The gantenerumab arm of phase II/III DIAN-TU-001 study has failed to meet its primary endpoint in people who have an early-onset, inherited form of AD or otherwise known as autosomal dominant AD (ADAD).
Gantenerumab has been designed to connect to aggregated forms of beta-amyloid and remove beta-amyloid plaques, a pathological hallmark of AD that is believed to cause brain cell death.
Supported by St. Louis-based Washington University School of Medicine, the trial has failed to significantly slow the rate of cognitive decline in people treated with gantenerumab as measured by the novel DIAN Multivariate Cognitive Endpoint, compared with placebo.

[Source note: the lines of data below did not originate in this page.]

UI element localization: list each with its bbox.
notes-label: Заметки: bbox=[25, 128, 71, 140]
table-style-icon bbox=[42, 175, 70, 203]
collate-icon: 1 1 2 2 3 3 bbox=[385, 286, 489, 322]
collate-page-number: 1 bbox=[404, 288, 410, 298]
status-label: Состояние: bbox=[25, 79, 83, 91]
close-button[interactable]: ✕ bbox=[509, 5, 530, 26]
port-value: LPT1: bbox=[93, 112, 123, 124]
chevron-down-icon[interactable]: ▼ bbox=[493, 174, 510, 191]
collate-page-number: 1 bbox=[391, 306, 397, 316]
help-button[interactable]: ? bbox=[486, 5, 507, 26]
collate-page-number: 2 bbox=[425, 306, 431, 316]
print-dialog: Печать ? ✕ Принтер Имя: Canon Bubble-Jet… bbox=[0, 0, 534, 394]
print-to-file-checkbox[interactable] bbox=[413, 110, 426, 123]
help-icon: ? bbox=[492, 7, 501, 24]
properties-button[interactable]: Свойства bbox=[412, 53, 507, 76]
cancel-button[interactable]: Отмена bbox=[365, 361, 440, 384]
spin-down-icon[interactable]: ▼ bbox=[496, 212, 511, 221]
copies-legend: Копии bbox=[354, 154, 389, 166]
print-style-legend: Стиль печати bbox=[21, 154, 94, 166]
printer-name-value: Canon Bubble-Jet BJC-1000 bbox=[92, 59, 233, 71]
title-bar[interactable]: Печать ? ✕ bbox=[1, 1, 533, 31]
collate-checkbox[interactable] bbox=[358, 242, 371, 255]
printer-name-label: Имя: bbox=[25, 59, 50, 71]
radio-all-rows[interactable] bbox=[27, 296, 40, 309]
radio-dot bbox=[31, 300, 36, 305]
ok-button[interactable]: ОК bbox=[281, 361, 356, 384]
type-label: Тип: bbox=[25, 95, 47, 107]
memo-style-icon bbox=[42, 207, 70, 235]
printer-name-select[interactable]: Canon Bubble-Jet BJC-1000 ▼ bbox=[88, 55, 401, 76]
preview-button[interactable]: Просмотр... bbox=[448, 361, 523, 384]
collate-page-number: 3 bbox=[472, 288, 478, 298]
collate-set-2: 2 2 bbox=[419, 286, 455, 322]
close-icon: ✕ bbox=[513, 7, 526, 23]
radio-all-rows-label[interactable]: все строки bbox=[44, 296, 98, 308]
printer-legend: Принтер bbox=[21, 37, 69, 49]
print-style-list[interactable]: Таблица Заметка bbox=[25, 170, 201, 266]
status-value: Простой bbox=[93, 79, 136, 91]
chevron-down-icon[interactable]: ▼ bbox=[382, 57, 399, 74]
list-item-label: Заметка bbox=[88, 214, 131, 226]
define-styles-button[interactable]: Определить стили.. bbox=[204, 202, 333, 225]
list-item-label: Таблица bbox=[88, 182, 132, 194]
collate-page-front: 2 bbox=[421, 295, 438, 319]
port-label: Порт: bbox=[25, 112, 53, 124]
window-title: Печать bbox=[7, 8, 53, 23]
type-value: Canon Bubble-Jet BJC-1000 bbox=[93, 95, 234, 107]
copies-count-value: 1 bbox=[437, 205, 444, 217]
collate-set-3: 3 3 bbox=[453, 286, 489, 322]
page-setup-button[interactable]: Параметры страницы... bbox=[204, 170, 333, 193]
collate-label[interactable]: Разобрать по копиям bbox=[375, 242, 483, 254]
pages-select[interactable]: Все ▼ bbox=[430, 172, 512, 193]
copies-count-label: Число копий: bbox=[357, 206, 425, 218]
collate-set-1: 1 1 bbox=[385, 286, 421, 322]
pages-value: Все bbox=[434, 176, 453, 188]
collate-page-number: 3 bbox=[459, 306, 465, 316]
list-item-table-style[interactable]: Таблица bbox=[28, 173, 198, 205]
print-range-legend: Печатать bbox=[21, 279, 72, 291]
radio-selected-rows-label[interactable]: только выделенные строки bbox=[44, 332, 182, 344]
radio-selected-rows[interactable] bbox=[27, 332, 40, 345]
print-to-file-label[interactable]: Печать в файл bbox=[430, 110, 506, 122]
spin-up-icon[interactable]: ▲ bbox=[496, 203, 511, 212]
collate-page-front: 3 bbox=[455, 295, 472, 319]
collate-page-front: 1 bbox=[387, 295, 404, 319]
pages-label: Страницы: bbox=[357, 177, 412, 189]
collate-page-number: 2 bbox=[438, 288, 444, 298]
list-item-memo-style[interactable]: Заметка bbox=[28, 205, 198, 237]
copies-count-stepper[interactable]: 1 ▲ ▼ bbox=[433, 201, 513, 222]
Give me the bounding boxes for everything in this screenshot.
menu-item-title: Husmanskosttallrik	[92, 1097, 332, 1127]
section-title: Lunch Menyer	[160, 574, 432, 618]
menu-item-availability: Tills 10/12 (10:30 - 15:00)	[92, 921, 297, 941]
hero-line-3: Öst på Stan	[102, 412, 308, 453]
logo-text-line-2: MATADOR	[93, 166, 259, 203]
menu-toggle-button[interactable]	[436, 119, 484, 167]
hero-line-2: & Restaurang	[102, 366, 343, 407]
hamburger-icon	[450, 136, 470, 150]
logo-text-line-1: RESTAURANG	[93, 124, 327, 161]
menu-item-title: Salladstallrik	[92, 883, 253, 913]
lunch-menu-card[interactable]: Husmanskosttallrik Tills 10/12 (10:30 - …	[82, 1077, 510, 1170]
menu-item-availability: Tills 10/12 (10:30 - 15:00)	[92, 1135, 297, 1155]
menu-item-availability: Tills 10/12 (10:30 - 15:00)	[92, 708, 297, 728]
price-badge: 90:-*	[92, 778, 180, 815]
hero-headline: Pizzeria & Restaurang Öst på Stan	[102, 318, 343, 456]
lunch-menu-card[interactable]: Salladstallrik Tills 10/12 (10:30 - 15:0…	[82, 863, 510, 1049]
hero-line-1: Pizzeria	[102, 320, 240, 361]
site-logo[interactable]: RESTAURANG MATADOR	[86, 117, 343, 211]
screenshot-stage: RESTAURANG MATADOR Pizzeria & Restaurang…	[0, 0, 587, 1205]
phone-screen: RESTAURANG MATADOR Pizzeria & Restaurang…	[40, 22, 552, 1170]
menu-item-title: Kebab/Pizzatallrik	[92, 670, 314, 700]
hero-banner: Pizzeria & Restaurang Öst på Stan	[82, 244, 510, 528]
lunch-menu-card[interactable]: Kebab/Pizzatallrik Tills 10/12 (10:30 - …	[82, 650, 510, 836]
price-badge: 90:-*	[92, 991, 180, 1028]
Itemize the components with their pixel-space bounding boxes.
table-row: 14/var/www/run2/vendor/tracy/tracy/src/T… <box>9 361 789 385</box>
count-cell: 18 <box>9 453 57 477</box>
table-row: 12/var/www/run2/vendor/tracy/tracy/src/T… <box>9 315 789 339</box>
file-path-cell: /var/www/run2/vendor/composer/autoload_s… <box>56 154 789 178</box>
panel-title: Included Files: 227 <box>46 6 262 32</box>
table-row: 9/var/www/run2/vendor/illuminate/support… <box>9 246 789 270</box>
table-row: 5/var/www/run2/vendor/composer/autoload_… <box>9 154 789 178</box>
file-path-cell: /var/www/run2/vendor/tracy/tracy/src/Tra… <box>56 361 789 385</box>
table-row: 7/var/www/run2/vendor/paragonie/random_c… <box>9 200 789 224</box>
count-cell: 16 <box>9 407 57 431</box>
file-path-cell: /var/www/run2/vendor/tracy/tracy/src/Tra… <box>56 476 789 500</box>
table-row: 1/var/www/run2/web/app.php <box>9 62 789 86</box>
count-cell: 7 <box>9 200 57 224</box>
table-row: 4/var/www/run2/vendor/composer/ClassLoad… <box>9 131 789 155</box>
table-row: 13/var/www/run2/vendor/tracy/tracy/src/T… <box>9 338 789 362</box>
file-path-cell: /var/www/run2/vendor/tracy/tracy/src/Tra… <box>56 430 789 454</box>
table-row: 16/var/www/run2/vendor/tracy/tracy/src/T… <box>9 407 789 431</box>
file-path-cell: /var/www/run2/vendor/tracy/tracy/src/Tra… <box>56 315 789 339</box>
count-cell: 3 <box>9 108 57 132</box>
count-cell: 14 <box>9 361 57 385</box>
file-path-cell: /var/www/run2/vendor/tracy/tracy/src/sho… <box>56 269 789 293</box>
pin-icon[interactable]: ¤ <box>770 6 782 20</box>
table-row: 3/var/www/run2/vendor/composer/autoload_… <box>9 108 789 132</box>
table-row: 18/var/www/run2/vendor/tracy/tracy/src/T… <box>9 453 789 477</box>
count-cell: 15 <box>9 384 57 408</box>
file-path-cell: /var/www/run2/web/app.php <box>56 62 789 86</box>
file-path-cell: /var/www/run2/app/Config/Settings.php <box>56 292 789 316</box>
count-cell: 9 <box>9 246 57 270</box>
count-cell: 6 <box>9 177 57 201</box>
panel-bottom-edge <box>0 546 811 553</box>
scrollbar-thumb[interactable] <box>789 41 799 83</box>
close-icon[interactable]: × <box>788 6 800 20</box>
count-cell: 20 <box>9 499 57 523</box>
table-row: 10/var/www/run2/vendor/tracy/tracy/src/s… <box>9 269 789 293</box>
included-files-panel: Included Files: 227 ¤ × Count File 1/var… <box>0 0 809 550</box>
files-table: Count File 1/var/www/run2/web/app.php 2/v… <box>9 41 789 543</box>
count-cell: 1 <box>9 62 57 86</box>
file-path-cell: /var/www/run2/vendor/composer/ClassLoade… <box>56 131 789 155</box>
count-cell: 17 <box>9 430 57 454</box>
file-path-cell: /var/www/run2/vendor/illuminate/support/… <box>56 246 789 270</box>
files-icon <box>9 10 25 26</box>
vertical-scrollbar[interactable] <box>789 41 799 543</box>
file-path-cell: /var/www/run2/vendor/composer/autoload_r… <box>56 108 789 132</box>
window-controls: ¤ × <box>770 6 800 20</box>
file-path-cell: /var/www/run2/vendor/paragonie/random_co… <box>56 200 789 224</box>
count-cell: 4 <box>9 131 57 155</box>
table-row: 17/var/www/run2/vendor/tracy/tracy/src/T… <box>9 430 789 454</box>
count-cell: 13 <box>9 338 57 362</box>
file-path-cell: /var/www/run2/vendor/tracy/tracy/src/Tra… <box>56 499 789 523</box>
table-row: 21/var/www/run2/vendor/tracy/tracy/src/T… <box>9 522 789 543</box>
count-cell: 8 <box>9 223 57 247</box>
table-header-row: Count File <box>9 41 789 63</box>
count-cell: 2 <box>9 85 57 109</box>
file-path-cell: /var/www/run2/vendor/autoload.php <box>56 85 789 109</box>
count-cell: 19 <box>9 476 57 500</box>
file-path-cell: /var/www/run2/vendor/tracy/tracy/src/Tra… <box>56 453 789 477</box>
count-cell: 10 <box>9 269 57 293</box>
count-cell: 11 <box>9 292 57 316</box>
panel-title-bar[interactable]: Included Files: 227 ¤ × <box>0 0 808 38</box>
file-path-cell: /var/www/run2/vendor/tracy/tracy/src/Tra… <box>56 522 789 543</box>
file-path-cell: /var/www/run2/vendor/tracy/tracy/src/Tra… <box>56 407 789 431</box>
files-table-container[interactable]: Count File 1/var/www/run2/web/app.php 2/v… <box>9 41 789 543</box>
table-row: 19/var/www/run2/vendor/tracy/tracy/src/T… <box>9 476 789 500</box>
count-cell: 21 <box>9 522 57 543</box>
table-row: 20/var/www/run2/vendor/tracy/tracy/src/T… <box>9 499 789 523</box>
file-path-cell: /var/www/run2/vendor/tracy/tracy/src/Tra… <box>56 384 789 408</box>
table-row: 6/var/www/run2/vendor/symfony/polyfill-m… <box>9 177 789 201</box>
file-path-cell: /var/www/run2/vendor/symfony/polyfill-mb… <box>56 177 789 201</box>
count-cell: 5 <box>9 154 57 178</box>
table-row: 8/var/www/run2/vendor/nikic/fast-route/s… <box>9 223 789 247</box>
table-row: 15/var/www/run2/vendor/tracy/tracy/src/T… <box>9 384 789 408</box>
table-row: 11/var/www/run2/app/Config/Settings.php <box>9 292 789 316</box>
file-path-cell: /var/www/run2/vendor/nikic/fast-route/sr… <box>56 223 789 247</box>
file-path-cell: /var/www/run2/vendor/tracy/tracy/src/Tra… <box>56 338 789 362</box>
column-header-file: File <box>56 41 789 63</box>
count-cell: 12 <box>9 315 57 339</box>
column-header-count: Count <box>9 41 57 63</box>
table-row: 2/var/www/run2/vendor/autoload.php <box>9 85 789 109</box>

The company, along with Washington University School of Medicine, is carrying out additional analyses to find out the totality of the gantenerumab data from the trial.
Gantenerumab is being assessed in two global phase III studies, Graduate 1 and 2, in the broader population of people with AD that is not directly caused by gene mutations.
The DIAN-TU-001 trial evaluated two investigational therapies compared to placebo, including Roche’s gantenerumab and Eli Lilly’s solanezumab, to asses if either of these treatments may slow the rate of cognitive decline and enhance disease-related biomarkers in people who are known to have a genetic mutation for inherited AD.
The DIAN multivariate cognitive endpoint is the primary outcome measure for the study. With an average of around five years, the trial followed 194 participants for up to seven years.
Roche chief medical officer and global product development head Dr Levi Garraway said: “We are very grateful to all those involved in this study and hope the data can further contribute to the science and collective understanding of this complex disease.
“Although DIAN-TU didn’t reach its primary endpoint, the trial represents the first of its kind and a bold undertaking by all partners involved. Given its experimental nature, we are unable to draw firm conclusions about the impact of gantenerumab in autosomal-dominant Alzheimer’s disease.”
Last month, Roche’s Tecentriq failed to meet its primary endpoint in phase III muscle-invasive urothelial cancer (MIUC) trail.